Он не сразу и поверил, однако увидел, как шустро побежала девушка в сторону станции, и сам припустил туда же. По пути Василий слышал, как люди передавали друг другу весть о том, что к деду Ивану дочь Гафуня – так звали ее в селе – аж из самой Москвы приехала. Эти слова подхлестывали пацана. Вскоре он обогнал сестру и увидел телегу, движущуюся навстречу ему. Но от волнения мальчишка не узнал ни деда, ни женщину, сидевшую рядом с ним, и пробежал мимо.
Дед окликнул его. Он вернулся, подошел к телеге. На него смотрела женщина с большими черными обводами под глазами. Жутко худая, изможденная. Ему не верилось, что это и есть его мама. А потом она что-то сказала. Вася забрался на телегу, обнял ее и разрыдался. Пока они не доехали до села, ничего не мог произнести, только всхлипывал и прижимался к родному человеку.
Их встретили односельчане. Одни смеялись, другие плакали.
Вася отстраненно наблюдал за этим необычным действом. Он еще не понимал, что жизнь его теперь станет совсем иной. Через месяц они вчетвером отправились в Москву.
«Мама рассказывала мне, – вспоминал Василий Лановой, – что на следующий день после начала войны, 23 июня 1941 года, в их цеху вручную стали разливать противотанковую жидкость Молотова – страшно вредную и жутко опасную. Та жидкость и повредила ее здоровье. Маму я похоронил инвалидом первой группы, отца – второй. И всегда говорю: это вклад нашей семьи в общую большую Победу страны над фашизмом. Невиданную цену заплатили люди того поколения.

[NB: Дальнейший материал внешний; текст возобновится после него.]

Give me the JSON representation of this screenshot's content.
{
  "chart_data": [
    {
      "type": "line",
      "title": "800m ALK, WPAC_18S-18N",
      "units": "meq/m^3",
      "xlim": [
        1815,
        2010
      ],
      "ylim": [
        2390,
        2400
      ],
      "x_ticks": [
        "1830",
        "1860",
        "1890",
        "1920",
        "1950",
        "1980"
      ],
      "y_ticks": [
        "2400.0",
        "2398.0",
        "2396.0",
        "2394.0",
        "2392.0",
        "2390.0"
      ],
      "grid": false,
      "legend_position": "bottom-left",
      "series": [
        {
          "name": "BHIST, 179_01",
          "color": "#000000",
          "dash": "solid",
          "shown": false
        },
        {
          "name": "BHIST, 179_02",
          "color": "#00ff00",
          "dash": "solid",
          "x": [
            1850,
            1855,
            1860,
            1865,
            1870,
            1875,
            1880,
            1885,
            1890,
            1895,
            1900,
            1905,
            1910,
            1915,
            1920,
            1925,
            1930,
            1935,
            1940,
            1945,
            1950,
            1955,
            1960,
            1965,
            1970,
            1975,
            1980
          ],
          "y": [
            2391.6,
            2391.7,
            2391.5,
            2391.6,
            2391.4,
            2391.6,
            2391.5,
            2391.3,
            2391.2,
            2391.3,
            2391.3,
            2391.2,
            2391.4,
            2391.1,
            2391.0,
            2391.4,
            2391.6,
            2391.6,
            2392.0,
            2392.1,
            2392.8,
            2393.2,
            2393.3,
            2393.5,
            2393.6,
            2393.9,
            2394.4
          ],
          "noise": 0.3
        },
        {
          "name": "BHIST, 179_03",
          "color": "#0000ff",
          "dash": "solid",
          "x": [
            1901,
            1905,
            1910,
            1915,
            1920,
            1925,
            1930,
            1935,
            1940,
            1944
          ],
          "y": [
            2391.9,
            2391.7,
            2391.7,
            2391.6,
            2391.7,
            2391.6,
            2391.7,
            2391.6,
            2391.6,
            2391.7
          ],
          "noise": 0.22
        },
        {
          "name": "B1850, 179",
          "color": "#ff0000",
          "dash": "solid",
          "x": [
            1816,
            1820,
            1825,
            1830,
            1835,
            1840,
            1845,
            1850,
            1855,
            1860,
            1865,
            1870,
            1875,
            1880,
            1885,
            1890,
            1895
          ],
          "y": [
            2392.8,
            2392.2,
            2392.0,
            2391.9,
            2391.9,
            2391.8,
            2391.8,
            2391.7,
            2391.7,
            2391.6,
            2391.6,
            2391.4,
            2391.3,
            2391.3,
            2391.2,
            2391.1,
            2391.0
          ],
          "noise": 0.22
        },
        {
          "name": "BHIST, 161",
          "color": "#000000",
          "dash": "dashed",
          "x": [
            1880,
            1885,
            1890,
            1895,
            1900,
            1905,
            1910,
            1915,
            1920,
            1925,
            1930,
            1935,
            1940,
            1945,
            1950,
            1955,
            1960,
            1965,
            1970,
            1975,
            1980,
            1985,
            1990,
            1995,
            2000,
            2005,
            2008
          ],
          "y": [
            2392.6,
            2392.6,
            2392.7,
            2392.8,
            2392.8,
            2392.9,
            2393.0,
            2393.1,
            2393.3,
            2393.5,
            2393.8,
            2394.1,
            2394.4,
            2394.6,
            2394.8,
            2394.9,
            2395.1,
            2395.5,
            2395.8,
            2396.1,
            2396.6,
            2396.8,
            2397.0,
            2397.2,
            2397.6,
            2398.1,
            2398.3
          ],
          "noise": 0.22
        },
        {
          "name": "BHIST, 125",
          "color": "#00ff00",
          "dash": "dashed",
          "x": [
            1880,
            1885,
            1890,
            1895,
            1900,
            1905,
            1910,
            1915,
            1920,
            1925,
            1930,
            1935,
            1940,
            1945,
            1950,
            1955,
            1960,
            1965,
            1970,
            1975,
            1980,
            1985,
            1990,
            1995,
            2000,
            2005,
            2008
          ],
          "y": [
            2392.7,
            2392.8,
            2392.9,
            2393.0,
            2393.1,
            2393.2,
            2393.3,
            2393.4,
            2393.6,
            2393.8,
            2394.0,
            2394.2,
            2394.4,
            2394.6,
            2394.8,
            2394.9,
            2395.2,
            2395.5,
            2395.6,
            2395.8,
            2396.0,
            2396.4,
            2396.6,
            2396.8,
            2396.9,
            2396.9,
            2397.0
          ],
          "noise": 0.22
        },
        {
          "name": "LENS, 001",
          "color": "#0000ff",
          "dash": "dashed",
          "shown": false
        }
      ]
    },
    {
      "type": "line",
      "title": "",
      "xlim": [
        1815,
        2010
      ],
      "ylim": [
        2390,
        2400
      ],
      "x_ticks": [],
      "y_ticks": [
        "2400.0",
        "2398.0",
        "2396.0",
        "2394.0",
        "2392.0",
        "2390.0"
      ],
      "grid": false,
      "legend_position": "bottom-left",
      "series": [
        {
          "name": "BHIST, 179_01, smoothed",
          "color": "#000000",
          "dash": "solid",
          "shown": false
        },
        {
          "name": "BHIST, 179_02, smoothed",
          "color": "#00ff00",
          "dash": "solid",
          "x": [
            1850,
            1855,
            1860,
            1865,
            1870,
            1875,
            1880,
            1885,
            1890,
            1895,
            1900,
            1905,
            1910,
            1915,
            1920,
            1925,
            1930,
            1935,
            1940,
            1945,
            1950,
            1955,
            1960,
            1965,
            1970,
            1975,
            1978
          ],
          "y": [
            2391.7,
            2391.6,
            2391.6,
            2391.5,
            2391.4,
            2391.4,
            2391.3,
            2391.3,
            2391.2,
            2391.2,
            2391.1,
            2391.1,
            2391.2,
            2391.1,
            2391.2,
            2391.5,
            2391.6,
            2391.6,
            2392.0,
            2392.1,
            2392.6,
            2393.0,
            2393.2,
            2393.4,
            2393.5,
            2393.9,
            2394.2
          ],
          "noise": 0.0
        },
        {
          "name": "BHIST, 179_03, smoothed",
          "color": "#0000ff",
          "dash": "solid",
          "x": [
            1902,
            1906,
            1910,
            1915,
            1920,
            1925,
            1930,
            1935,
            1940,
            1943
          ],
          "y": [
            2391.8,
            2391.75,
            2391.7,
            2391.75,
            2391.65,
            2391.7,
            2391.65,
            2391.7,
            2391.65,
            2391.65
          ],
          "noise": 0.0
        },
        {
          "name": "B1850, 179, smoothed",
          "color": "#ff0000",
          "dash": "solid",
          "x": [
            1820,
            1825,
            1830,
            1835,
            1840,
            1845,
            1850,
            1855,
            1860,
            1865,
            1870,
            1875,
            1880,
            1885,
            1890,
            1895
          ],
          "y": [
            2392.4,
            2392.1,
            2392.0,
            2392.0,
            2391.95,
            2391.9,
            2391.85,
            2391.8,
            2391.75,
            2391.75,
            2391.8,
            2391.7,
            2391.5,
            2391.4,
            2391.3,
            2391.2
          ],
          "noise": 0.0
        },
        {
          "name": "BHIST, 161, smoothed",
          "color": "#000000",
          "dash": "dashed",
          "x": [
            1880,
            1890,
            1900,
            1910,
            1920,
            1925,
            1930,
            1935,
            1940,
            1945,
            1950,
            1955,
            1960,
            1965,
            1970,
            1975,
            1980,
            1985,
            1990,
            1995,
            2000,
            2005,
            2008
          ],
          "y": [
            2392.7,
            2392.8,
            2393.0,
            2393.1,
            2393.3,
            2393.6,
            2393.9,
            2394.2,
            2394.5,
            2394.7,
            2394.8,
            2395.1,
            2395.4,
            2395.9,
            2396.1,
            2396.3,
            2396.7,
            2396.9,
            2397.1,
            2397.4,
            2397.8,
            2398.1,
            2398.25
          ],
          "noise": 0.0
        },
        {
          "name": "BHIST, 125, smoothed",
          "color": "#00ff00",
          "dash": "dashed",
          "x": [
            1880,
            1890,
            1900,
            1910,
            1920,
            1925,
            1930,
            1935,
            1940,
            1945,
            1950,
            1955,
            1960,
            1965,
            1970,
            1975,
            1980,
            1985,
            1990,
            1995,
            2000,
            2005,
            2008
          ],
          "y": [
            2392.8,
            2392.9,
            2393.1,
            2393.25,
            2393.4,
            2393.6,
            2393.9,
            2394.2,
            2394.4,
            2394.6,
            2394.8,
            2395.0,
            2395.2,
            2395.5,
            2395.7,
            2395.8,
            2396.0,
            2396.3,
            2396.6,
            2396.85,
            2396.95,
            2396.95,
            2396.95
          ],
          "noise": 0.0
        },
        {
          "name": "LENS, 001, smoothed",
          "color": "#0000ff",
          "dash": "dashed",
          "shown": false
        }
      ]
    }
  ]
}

Как воевали, как работали, как выстояли – просто фантастика! Они будут вечным примером невероятного мужества!
Я уже не первый год в Бессмертном полку несу портреты своих родителей. И буду это делать, пока могу. Полк этот воистину безбрежен. Гигантское число людей погибли ради Победы, трудились в тылу, вернулись с фронта. Это связь времен, поколений, родной крови… Хочется, чтобы наша молодежь обязательно относилась к той войне, к Дню Победы – святому и большому празднику – с почтением. Ведь как сказал когда-то Пушкин: «Гордиться славою своих предков не только можно, но и должно; не уважать оной есть постыдное малодушие».